Я потрясен, как послушник, в присутствии которого осквернили Имя Господне.

— Твой отец, — кричу, — заслуженный старый работник (и воздымаю руки к потолку). Да каждый из нас ему обязан, мы у него учимся, каждое его слово для нас — закон. Не только тебе он отец, всем он нам отец. Так пойди же и скажи ему: «Папа, прости меня, непутевую, никогда больше в жизни…».

— Да плевала я на него и на вас, будьте вы прокляты.

Она меня прерывает и удачно ставит в одну компанию со своим папочкой. И в ярости пишет заявление об уходе, и я подписываю его этим же числом, и она исчезает из моего кабинета, а через пару минут и приказ готов, и печать проставлена.

Здесь я остановлюсь и подумаю о внуках. Они же не поверят. Дотошный внук возьмет закон о труде тысяча девятьсот моего времени, перечитает параграфы и найдет, что работника можно уволить после трех выговоров, подтвержденных местным комитетом. А пьяного — так и сразу, если два свидетеля найдутся. Для чего же эти психологизмы и трюки? Не проще ли набрать три выговора (а ведь есть за что!) или за пьянку сразу? Но вот никто почему-то этого не делает. Не слышно пока о таких прецедентах. И не зря. Ибо, кто живет в стеклянном доме, не должен бросаться камнями. Оскорбленный папочка, прогульщик или лодырь напишет жалобу или анонимку! Не о себе лично, не о своем частном алкогольном случае, а принципиально, вообще о нарушении Правил. А правила мы обязательно нарушаем, и за это нам снимут голову, если кто пальцем укажет. А не нарушим Правил — дело завалится, опять голову снесут — это сказка про белого бычка.

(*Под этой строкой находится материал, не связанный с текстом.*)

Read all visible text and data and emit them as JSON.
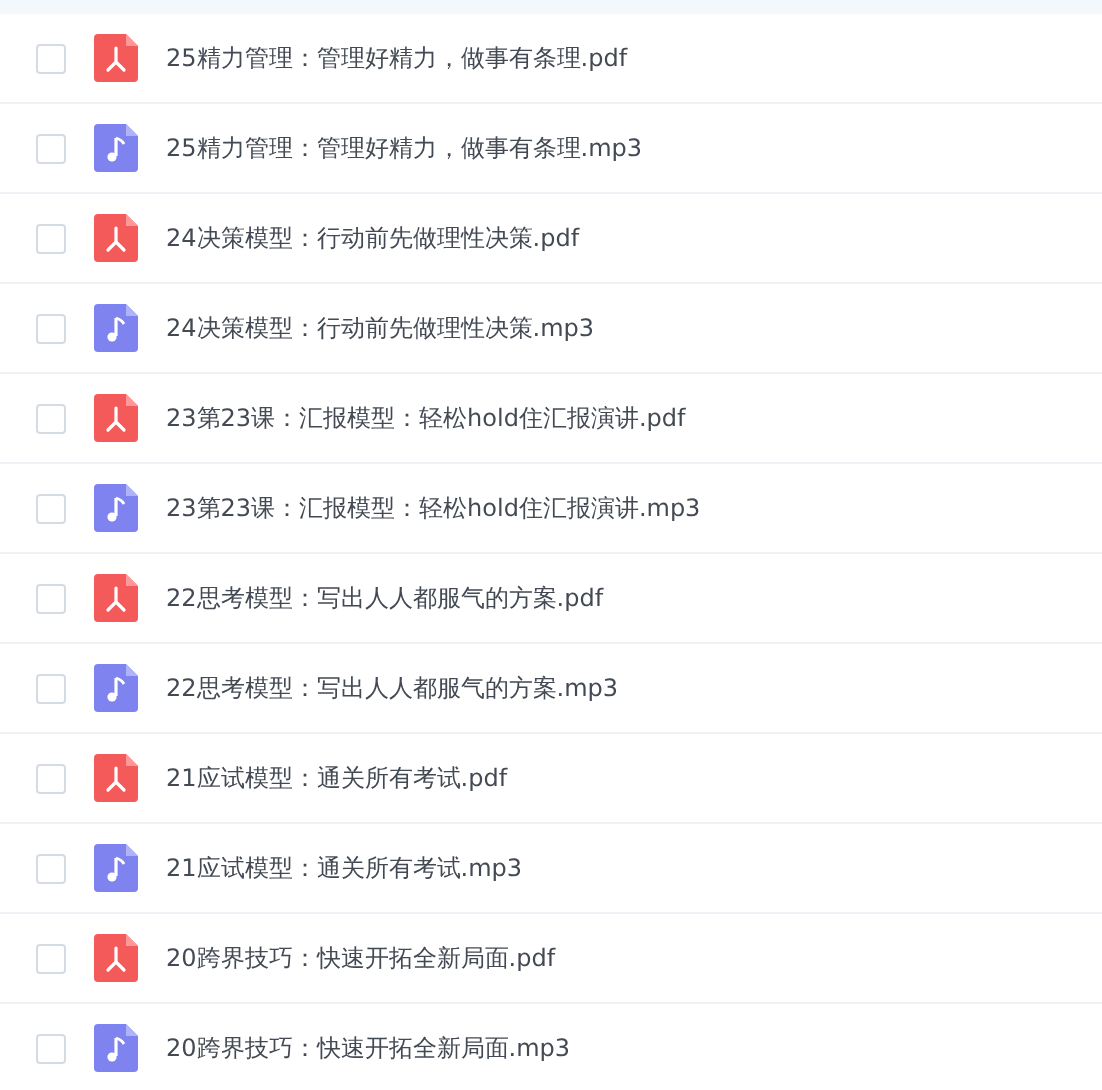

В моем случае — еще сложнее. Мне с начальством ссориться нельзя: оно-то знает, где я нарушаю, помалкивает до времени, зачем ему губить меня понапрасну? А у него тоже начальство есть наверху. И ему с ними тоже ссориться нельзя. Закольцовано это дело, кругом шестнадцать. Равновесие установилось! Правила еще можно нарушить, а вот Равновесие нарушить нельзя, все завалится.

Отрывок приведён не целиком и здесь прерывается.